When we think about artificial intelligence and geography, we often focus on navigation, or getting from point A to point B. However, the built environment — the complex web of roads, buildings, businesses, and infrastructure that defines our world — contains far more information than just coordinates on a map. These features tell a story about socioeconomic health, environmental patterns, and urban development.
Until recently, translating these diverse geospatial features into formats that machine learning (ML) models can understand had been a manual and labor-intensive process.
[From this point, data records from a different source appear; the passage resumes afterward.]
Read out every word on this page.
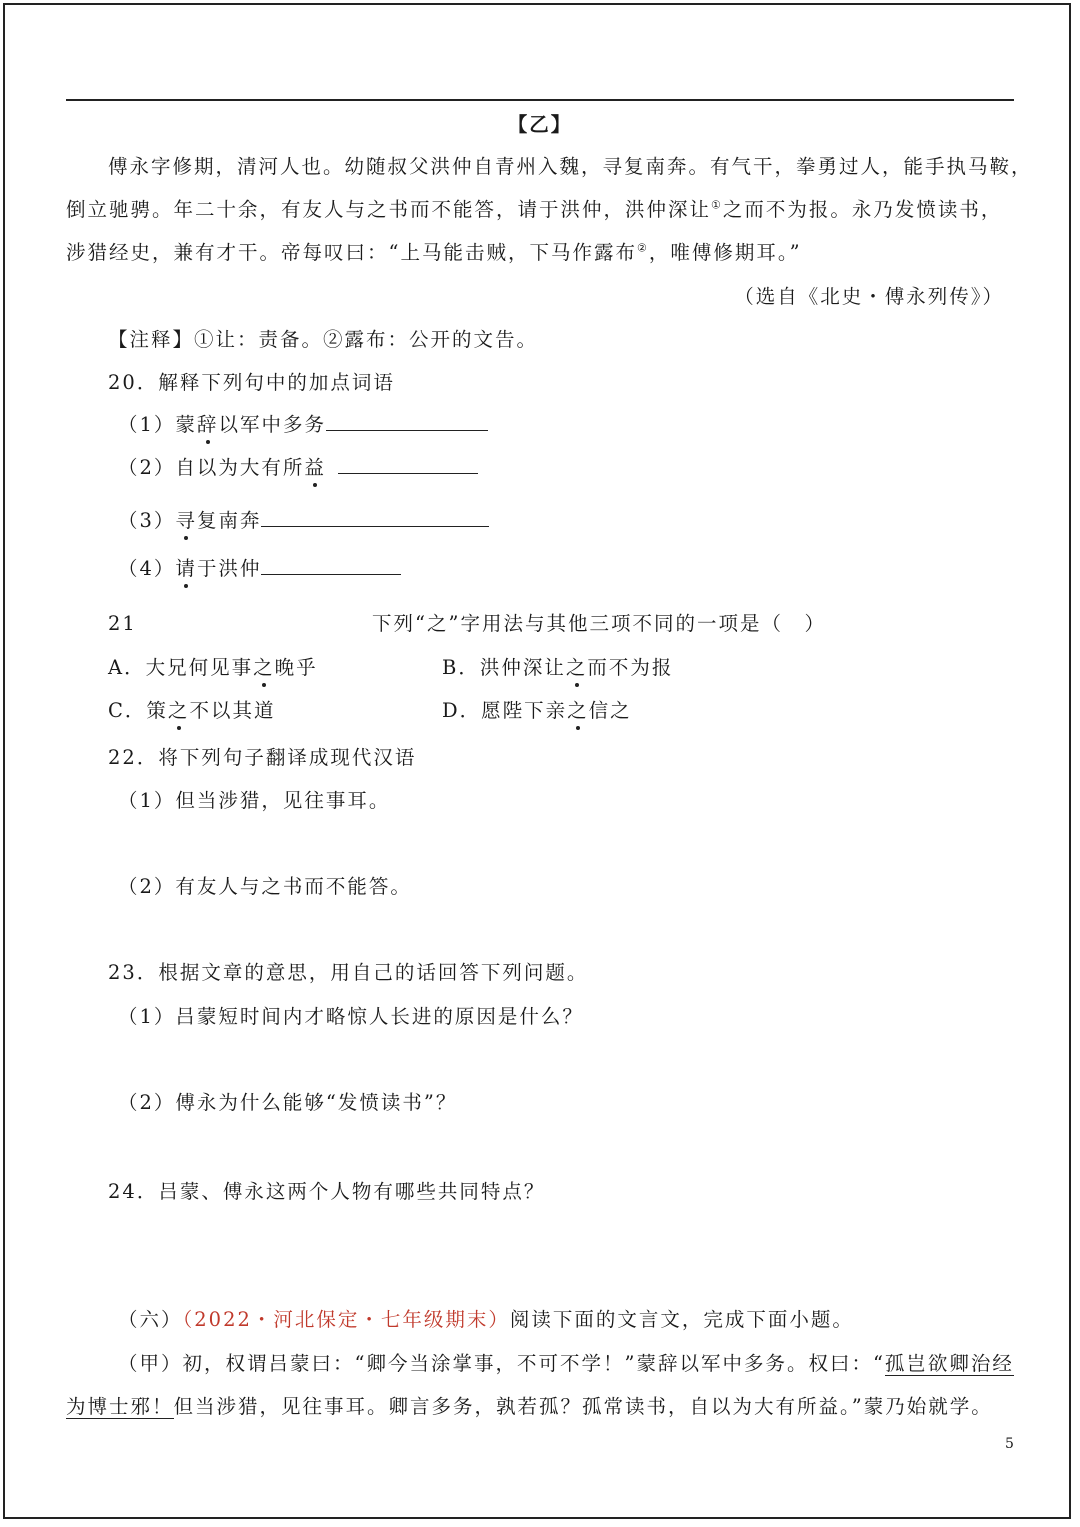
【乙】
傅永字修期，清河人也。幼随叔父洪仲自青州入魏，寻复南奔。有气干，拳勇过人，能手执马鞍，
倒立驰骋。年二十余，有友人与之书而不能答，请于洪仲，洪仲深让①之而不为报。永乃发愤读书，
涉猎经史，兼有才干。帝每叹曰：“上马能击贼，下马作露布②，唯傅修期耳。”
（选自《北史・傅永列传》）
【注释】①让：责备。②露布：公开的文告。
20．解释下列句中的加点词语
（1）蒙辞以军中多务
（2）自以为大有所益
（3）寻复南奔
（4）请于洪仲
21	下列“之”字用法与其他三项不同的一项是（　）
A．大兄何见事之晚乎	B．洪仲深让之而不为报
C．策之不以其道	D．愿陛下亲之信之
22．将下列句子翻译成现代汉语
（1）但当涉猎，见往事耳。
（2）有友人与之书而不能答。
23．根据文章的意思，用自己的话回答下列问题。
（1）吕蒙短时间内才略惊人长进的原因是什么？
（2）傅永为什么能够“发愤读书”？
24．吕蒙、傅永这两个人物有哪些共同特点？
（六）（2022・河北保定・七年级期末）阅读下面的文言文，完成下面小题。
（甲）初，权谓吕蒙曰：“卿今当涂掌事，不可不学！”蒙辞以军中多务。权曰：“孤岂欲卿治经
为博士邪！但当涉猎，见往事耳。卿言多务，孰若孤？孤常读书，自以为大有所益。”蒙乃始就学。
5
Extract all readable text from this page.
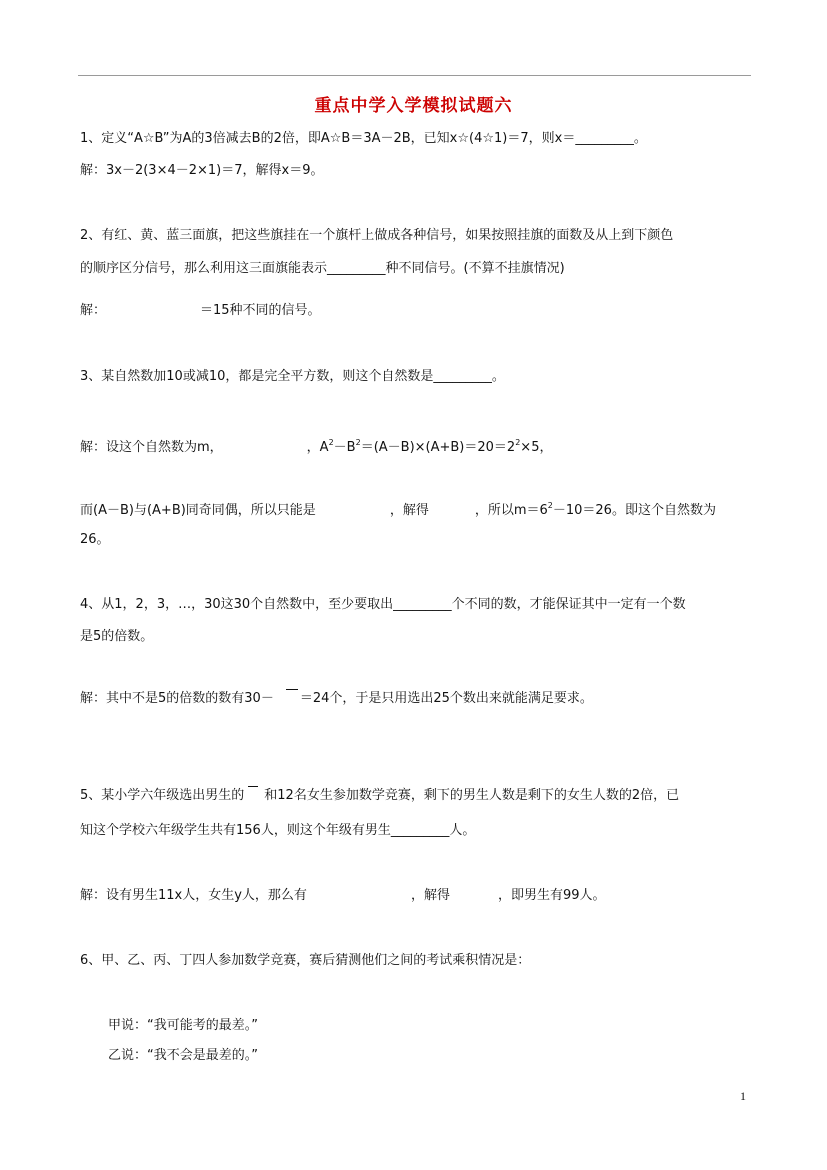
重点中学入学模拟试题六
1、定义“A☆B”为A的3倍减去B的2倍，即A☆B＝3A－2B，已知x☆(4☆1)＝7，则x＝_________。
解：3x－2(3×4－2×1)＝7，解得x＝9。
2、有红、黄、蓝三面旗，把这些旗挂在一个旗杆上做成各种信号，如果按照挂旗的面数及从上到下颜色
的顺序区分信号，那么利用这三面旗能表示_________种不同信号。(不算不挂旗情况)
解：	＝15种不同的信号。
3、某自然数加10或减10，都是完全平方数，则这个自然数是_________。
解：设这个自然数为m，	，$A^2-B^2=(A-B)\times(A+B)=20=2^2\times 5$，
而(A－B)与(A+B)同奇同偶，所以只能是	，解得	，所以$m=6^2-10=26$。即这个自然数为
26。
4、从1，2，3，…，30这30个自然数中，至少要取出_________个不同的数，才能保证其中一定有一个数
是5的倍数。
解：其中不是5的倍数的数有30－ ＝24个，于是只用选出25个数出来就能满足要求。
5、某小学六年级选出男生的 和12名女生参加数学竞赛，剩下的男生人数是剩下的女生人数的2倍，已
知这个学校六年级学生共有156人，则这个年级有男生_________人。
解：设有男生11x人，女生y人，那么有	，解得	，即男生有99人。
6、甲、乙、丙、丁四人参加数学竞赛，赛后猜测他们之间的考试乘积情况是：
甲说：“我可能考的最差。”
乙说：“我不会是最差的。”
1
Researchers often had to hand-craft specific indicators for every new problem they wanted to solve. At Google Research, we’ve developed a new way to bridge this gap as part of the Google Earth AI initiative, which transforms planetary information into actionable intelligence using foundation models and advanced AI reasoning.
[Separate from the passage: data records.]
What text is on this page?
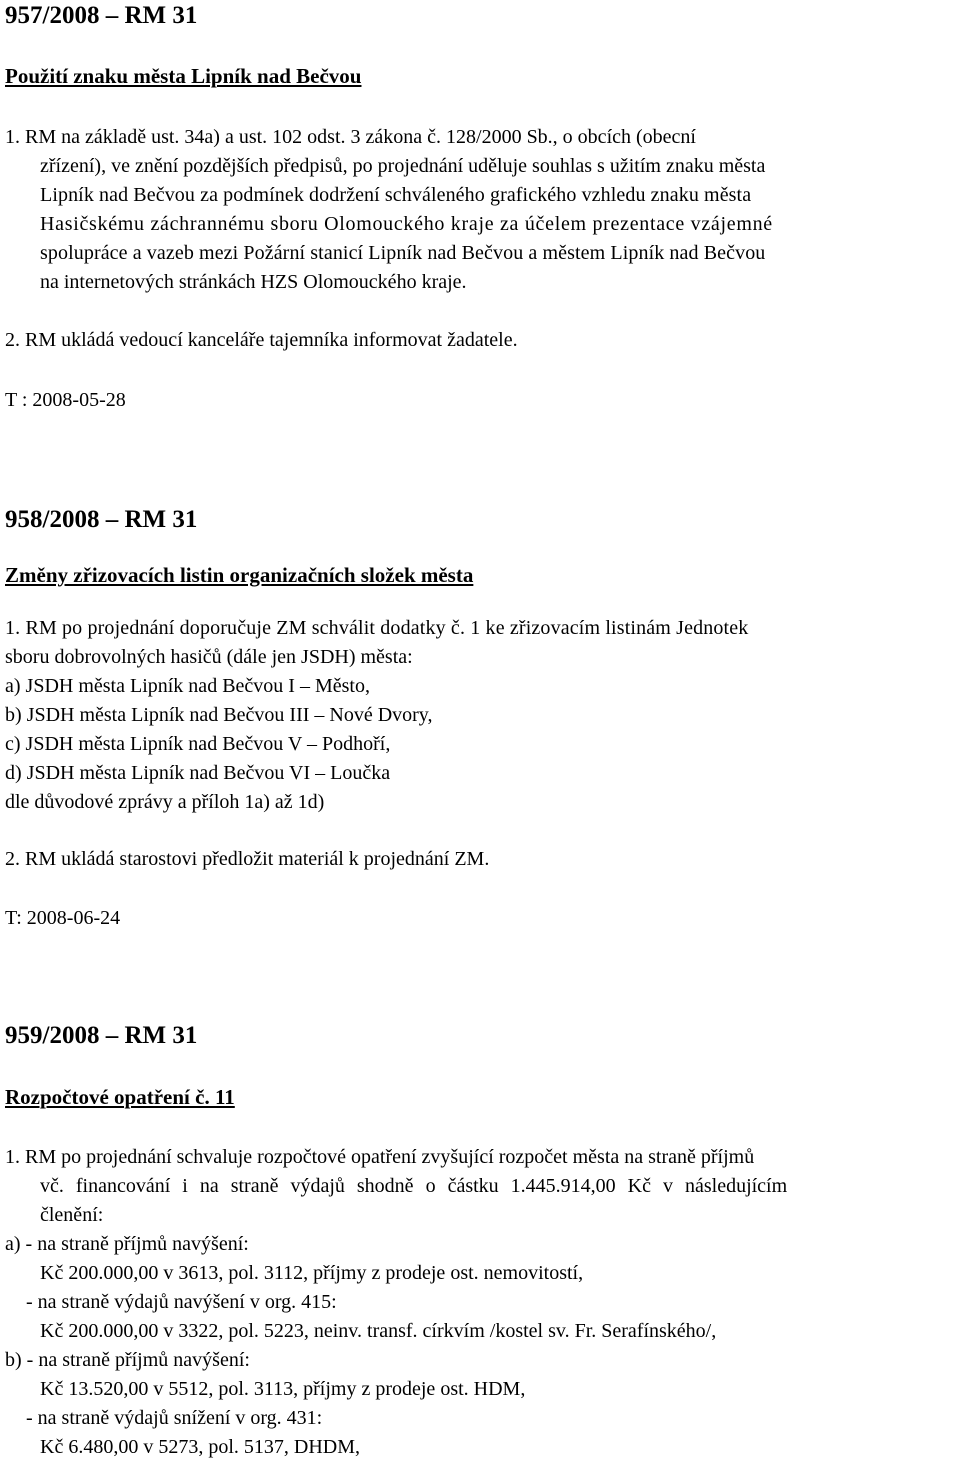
957/2008 – RM 31
Použití znaku města Lipník nad Bečvou
1. RM na základě ust. 34a) a ust. 102 odst. 3 zákona č. 128/2000 Sb., o obcích (obecní
zřízení), ve znění pozdějších předpisů, po projednání uděluje souhlas s užitím znaku města
Lipník nad Bečvou za podmínek dodržení schváleného grafického vzhledu znaku města
Hasičskému záchrannému sboru Olomouckého kraje za účelem prezentace vzájemné
spolupráce a vazeb mezi Požární stanicí Lipník nad Bečvou a městem Lipník nad Bečvou
na internetových stránkách HZS Olomouckého kraje.
2. RM ukládá vedoucí kanceláře tajemníka informovat žadatele.
T : 2008-05-28
958/2008 – RM 31
Změny zřizovacích listin organizačních složek města
1. RM po projednání doporučuje ZM schválit dodatky č. 1 ke zřizovacím listinám Jednotek
sboru dobrovolných hasičů (dále jen JSDH) města:
a) JSDH města Lipník nad Bečvou I – Město,
b) JSDH města Lipník nad Bečvou III – Nové Dvory,
c) JSDH města Lipník nad Bečvou V – Podhoří,
d) JSDH města Lipník nad Bečvou VI – Loučka
dle důvodové zprávy a příloh 1a) až 1d)
2. RM ukládá starostovi předložit materiál k projednání ZM.
T: 2008-06-24
959/2008 – RM 31
Rozpočtové opatření č. 11
1. RM po projednání schvaluje rozpočtové opatření zvyšující rozpočet města na straně příjmů
vč. financování i na straně výdajů shodně o částku 1.445.914,00 Kč v následujícím
členění:
a) - na straně příjmů navýšení:
Kč 200.000,00 v 3613, pol. 3112, příjmy z prodeje ost. nemovitostí,
- na straně výdajů navýšení v org. 415:
Kč 200.000,00 v 3322, pol. 5223, neinv. transf. církvím /kostel sv. Fr. Serafínského/,
b) - na straně příjmů navýšení:
Kč 13.520,00 v 5512, pol. 3113, příjmy z prodeje ost. HDM,
- na straně výdajů snížení v org. 431:
Kč 6.480,00 v 5273, pol. 5137, DHDM,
In line with the EarthAI vision, we recently introduced S2Vec, a self-supervised framework designed to learn general-purpose embeddings (i.e., compact, numerical summaries) of the built environment. S2Vec allows AI to understand the character of a neighborhood much like a human does, recognizing patterns in how gas stations, parks, and housing are distributed, and using that knowledge to predict metrics that matter, from population density to environmental impact. In our evaluations, S2Vec demonstrated competitive performance against image-based baselines in socioeconomic prediction tasks, particularly in geographic adaptation (extrapolation), while showing a clear need for improvement in environmental tasks, like tree cover and elevation.